We are crossing dry riverbeds and swivel around cactuses while the path in front of us gets more gnarly by each rock and puncture eager plant. Dave’s V-strom might not be the perfect fit for this type of trail, but both the owner and the bike are riding on like there is no tomorrow. In a bumpy uphill the bike loses its grip and both Dave and V-strom face the ground. After a quick check-up on both, nothing more than a few bumps and bruises has occurred, but we decide to turn the bikes around and head back towards the paved road. As first time visitors with no clue of the conditions of the still long road ahead, 100 degrees Fahrenheit of Texas sun scorching us and a bike not suitable for the unknown, we say better safe than sorry. Even if our colorful outfits would make beautiful sunburnt desert-corpses.

We are deciding to head for the Chisos basin for lunch and some well earned rest. Even if we only went a couple of kilometers on the trail, the heat and technical riding took its toll. The ride into the Chisos basin becomes more beautiful for every inch we ride. We ride through a gorge with dusty yellow mountainsides before we start ascending upwards and over a small pass. The view as we descend into the basin itself is as magical as the beginning. 

Next stop and perhaps another one of those must-do’s when in the area is the Terlingua Ghost Town and the Starlight theatre. The ghost town seems to harbour people who like to stay a bit outside of society and dwell in solitude in the desert. The local waterhole, the Starlight theatre, is worth a visit itself. The local restaurant is the place to be for locals and travelers. The porch outside the restaurant is filled with people, dogs and musicians who sing together, have a beer together - or just watch the sun set over the desert to the sound of a gentle violin. While Dave is staying in the Ghost Town, me and Robert ride the last miles to Lajitas to enjoy one of the best steaks I have had so far in my life. All to the tunes of low-key depressing country music about trucks, dogs and lost loves. The fancy golf resort inhabitants raise more than one eyebrow when we navigate ourselves between the golfcarts on our dirty adventure bikes. After finding his accommodation, Dave met a Dr. Dan, and ended up having a few cold ones while getting the talking going. The doctor is one of these amazing characters that you meet on the road and will remember forever.

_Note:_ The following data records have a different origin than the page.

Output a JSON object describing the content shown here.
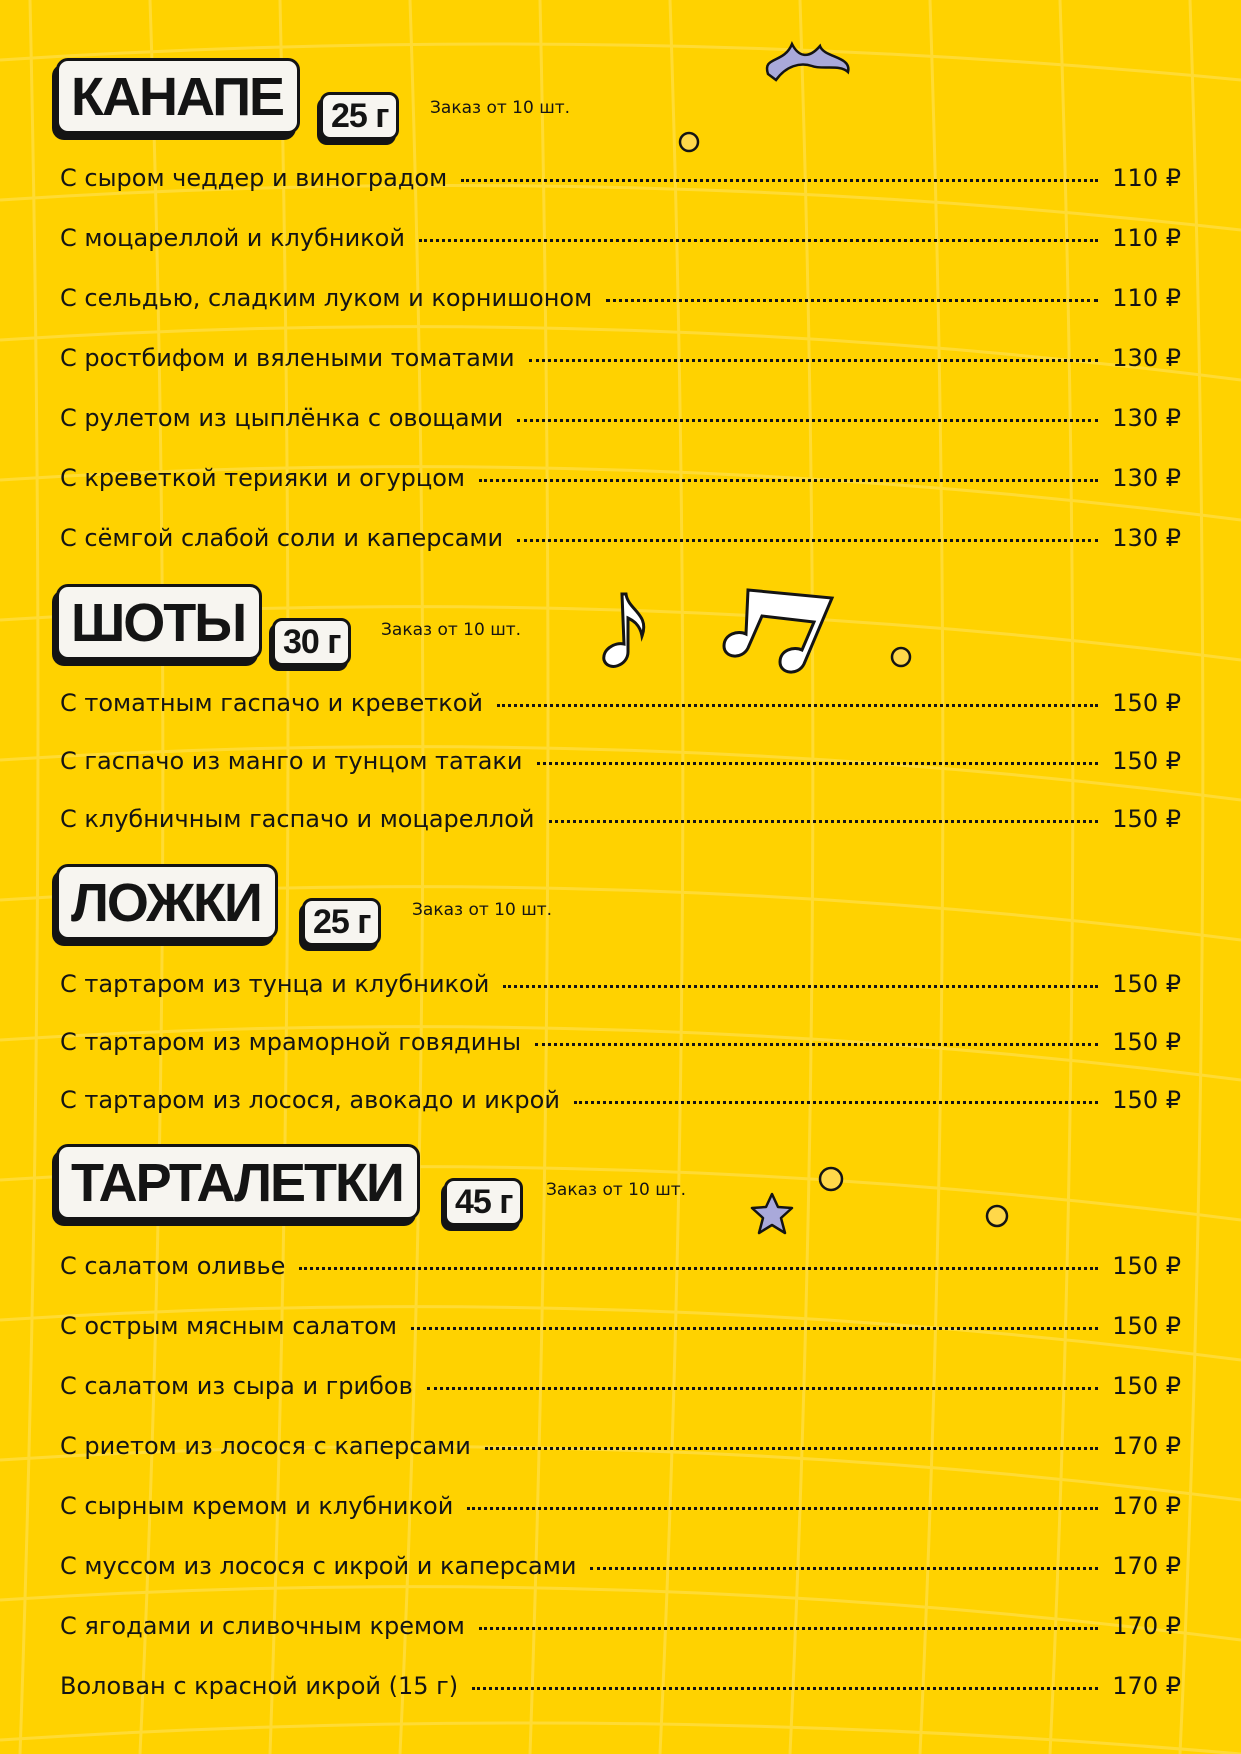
{
  "colors": {
    "background": "#FFD200",
    "text": "#141414",
    "label_bg": "#F7F5F0",
    "accent_lilac": "#A9A9DA"
  },
  "sections": [
    {
      "title": "КАНАПЕ",
      "weight": "25 г",
      "note": "Заказ от 10 шт.",
      "items": [
        {
          "name": "С сыром чеддер и виноградом",
          "price": "110 ₽"
        },
        {
          "name": "С моцареллой и клубникой",
          "price": "110 ₽"
        },
        {
          "name": "С сельдью, сладким луком и корнишоном",
          "price": "110 ₽"
        },
        {
          "name": "С ростбифом и вялеными томатами",
          "price": "130 ₽"
        },
        {
          "name": "С рулетом из цыплёнка с овощами",
          "price": "130 ₽"
        },
        {
          "name": "С креветкой терияки и огурцом",
          "price": "130 ₽"
        },
        {
          "name": "С сёмгой слабой соли и каперсами",
          "price": "130 ₽"
        }
      ]
    },
    {
      "title": "ШОТЫ",
      "weight": "30 г",
      "note": "Заказ от 10 шт.",
      "items": [
        {
          "name": "С томатным гаспачо и креветкой",
          "price": "150 ₽"
        },
        {
          "name": "С гаспачо из манго и тунцом татаки",
          "price": "150 ₽"
        },
        {
          "name": "С клубничным гаспачо и моцареллой",
          "price": "150 ₽"
        }
      ]
    },
    {
      "title": "ЛОЖКИ",
      "weight": "25 г",
      "note": "Заказ от 10 шт.",
      "items": [
        {
          "name": "С тартаром из тунца и клубникой",
          "price": "150 ₽"
        },
        {
          "name": "С тартаром из мраморной говядины",
          "price": "150 ₽"
        },
        {
          "name": "С тартаром из лосося, авокадо и икрой",
          "price": "150 ₽"
        }
      ]
    },
    {
      "title": "ТАРТАЛЕТКИ",
      "weight": "45 г",
      "note": "Заказ от 10 шт.",
      "items": [
        {
          "name": "С салатом оливье",
          "price": "150 ₽"
        },
        {
          "name": "С острым мясным салатом",
          "price": "150 ₽"
        },
        {
          "name": "С салатом из сыра и грибов",
          "price": "150 ₽"
        },
        {
          "name": "С риетом из лосося с каперсами",
          "price": "170 ₽"
        },
        {
          "name": "С сырным кремом и клубникой",
          "price": "170 ₽"
        },
        {
          "name": "С муссом из лосося с икрой и каперсами",
          "price": "170 ₽"
        },
        {
          "name": "С ягодами и сливочным кремом",
          "price": "170 ₽"
        },
        {
          "name": "Волован с красной икрой (15 г)",
          "price": "170 ₽"
        }
      ]
    }
  ],
  "decorations": [
    "squiggle-shape",
    "circle",
    "music-note-icon",
    "double-music-note-icon",
    "circle",
    "circle",
    "star-shape",
    "circle"
  ]
}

I’ve lived my whole life in the desert, and it is viscous! It will chew you up and spit you out, dead! (It’s recommended to read this in the most rural Texan accent possible).  

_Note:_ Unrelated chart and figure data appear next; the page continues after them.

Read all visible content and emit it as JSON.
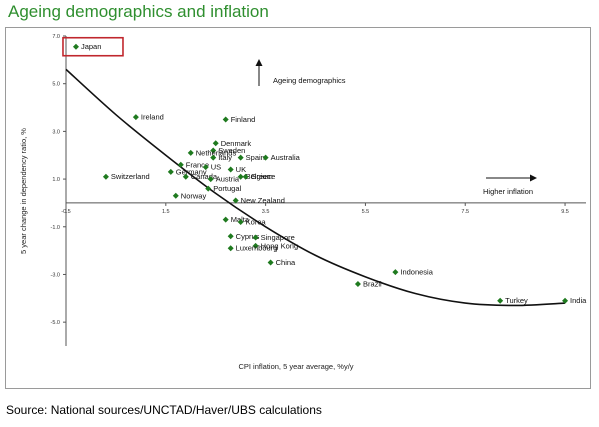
{
  "title": "Ageing demographics and inflation",
  "source": "Source: National sources/UNCTAD/Haver/UBS calculations",
  "chart_data": {
    "type": "scatter",
    "title": "",
    "xlabel": "CPI inflation, 5 year average, %y/y",
    "ylabel": "5 year change in dependency ratio, %",
    "xlim": [
      -0.5,
      10
    ],
    "ylim": [
      -6.0,
      7.0
    ],
    "x_ticks": [
      -0.5,
      1.5,
      3.5,
      5.5,
      7.5,
      9.5
    ],
    "x_tick_labels": [
      "-0.5",
      "1.5",
      "3.5",
      "5.5",
      "7.5",
      "9.5"
    ],
    "y_ticks": [
      7.0,
      5.0,
      3.0,
      1.0,
      -1.0,
      -3.0,
      -5.0
    ],
    "y_tick_labels": [
      "7.0",
      "5.0",
      "3.0",
      "1.0",
      "-1.0",
      "-3.0",
      "-5.0"
    ],
    "grid": false,
    "marker_color": "#1f7a1f",
    "points": [
      {
        "label": "Japan",
        "x": -0.3,
        "y": 6.55
      },
      {
        "label": "Ireland",
        "x": 0.9,
        "y": 3.6
      },
      {
        "label": "Finland",
        "x": 2.7,
        "y": 3.5
      },
      {
        "label": "Denmark",
        "x": 2.5,
        "y": 2.5
      },
      {
        "label": "Sweden",
        "x": 2.45,
        "y": 2.2
      },
      {
        "label": "Netherlands",
        "x": 2.0,
        "y": 2.1
      },
      {
        "label": "Italy",
        "x": 2.45,
        "y": 1.9
      },
      {
        "label": "Spain",
        "x": 3.0,
        "y": 1.9
      },
      {
        "label": "Australia",
        "x": 3.5,
        "y": 1.9
      },
      {
        "label": "France",
        "x": 1.8,
        "y": 1.6
      },
      {
        "label": "US",
        "x": 2.3,
        "y": 1.5
      },
      {
        "label": "Germany",
        "x": 1.6,
        "y": 1.3
      },
      {
        "label": "UK",
        "x": 2.8,
        "y": 1.4
      },
      {
        "label": "Canada",
        "x": 1.9,
        "y": 1.1
      },
      {
        "label": "Belgium",
        "x": 3.0,
        "y": 1.1
      },
      {
        "label": "Greece",
        "x": 3.1,
        "y": 1.1
      },
      {
        "label": "Switzerland",
        "x": 0.3,
        "y": 1.1
      },
      {
        "label": "Austria",
        "x": 2.4,
        "y": 1.0
      },
      {
        "label": "Portugal",
        "x": 2.35,
        "y": 0.6
      },
      {
        "label": "Norway",
        "x": 1.7,
        "y": 0.3
      },
      {
        "label": "New Zealand",
        "x": 2.9,
        "y": 0.1
      },
      {
        "label": "Malta",
        "x": 2.7,
        "y": -0.7
      },
      {
        "label": "Korea",
        "x": 3.0,
        "y": -0.8
      },
      {
        "label": "Cyprus",
        "x": 2.8,
        "y": -1.4
      },
      {
        "label": "Singapore",
        "x": 3.3,
        "y": -1.45
      },
      {
        "label": "Hong Kong",
        "x": 3.3,
        "y": -1.8
      },
      {
        "label": "Luxembourg",
        "x": 2.8,
        "y": -1.9
      },
      {
        "label": "China",
        "x": 3.6,
        "y": -2.5
      },
      {
        "label": "Indonesia",
        "x": 6.1,
        "y": -2.9
      },
      {
        "label": "Brazil",
        "x": 5.35,
        "y": -3.4
      },
      {
        "label": "Turkey",
        "x": 8.2,
        "y": -4.1
      },
      {
        "label": "India",
        "x": 9.5,
        "y": -4.1
      }
    ],
    "trendline": {
      "type": "polynomial",
      "x": [
        -0.5,
        0.5,
        1.5,
        2.5,
        3.5,
        4.5,
        5.5,
        6.5,
        7.5,
        8.5,
        9.5
      ],
      "y": [
        5.6,
        3.7,
        2.0,
        0.4,
        -1.0,
        -2.2,
        -3.1,
        -3.8,
        -4.2,
        -4.3,
        -4.2
      ]
    },
    "annotations": {
      "ageing": "Ageing demographics",
      "inflation": "Higher inflation"
    },
    "highlight": {
      "label": "Japan",
      "box_color": "#c0272d"
    }
  }
}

The next day Dave arrives for our continued adventures grazing the Mexican border. As we ride alongside the Rio Grande river that marks the border between Mexico and USA, on the 170 road, we get to enjoy perhaps the best road and scenery of our visit in Big Bend. The 170 is curvy like a country song cowgirl, and goes up and down like a perfect rollecoaster. Every turn is a new adventure and the US/Mexican landscape keeps flexing its muscles. After a short break and dipping our toes in the river together with a handful of very happy dogs, we arrive in Presidio for lunch. Casa Agave Cantina y Cocina offers some delicious genuine tacos and a spicy salsa strong enough to melt the most hardened Texan. While the road back to Marathon, via Marfa, is mostly highway and a few border checkpoints, it still offers joy. The landscape is always beautiful to watch, even when you drive through a few dust devils. Are you into film and cinema, a stop at the famous Paisano hotel is recommended. The classic western movie, Giant, starring James Dean and Elizabeth Taylor, was filmed in the hotel. This was also James Dean’s last movie before his premature death.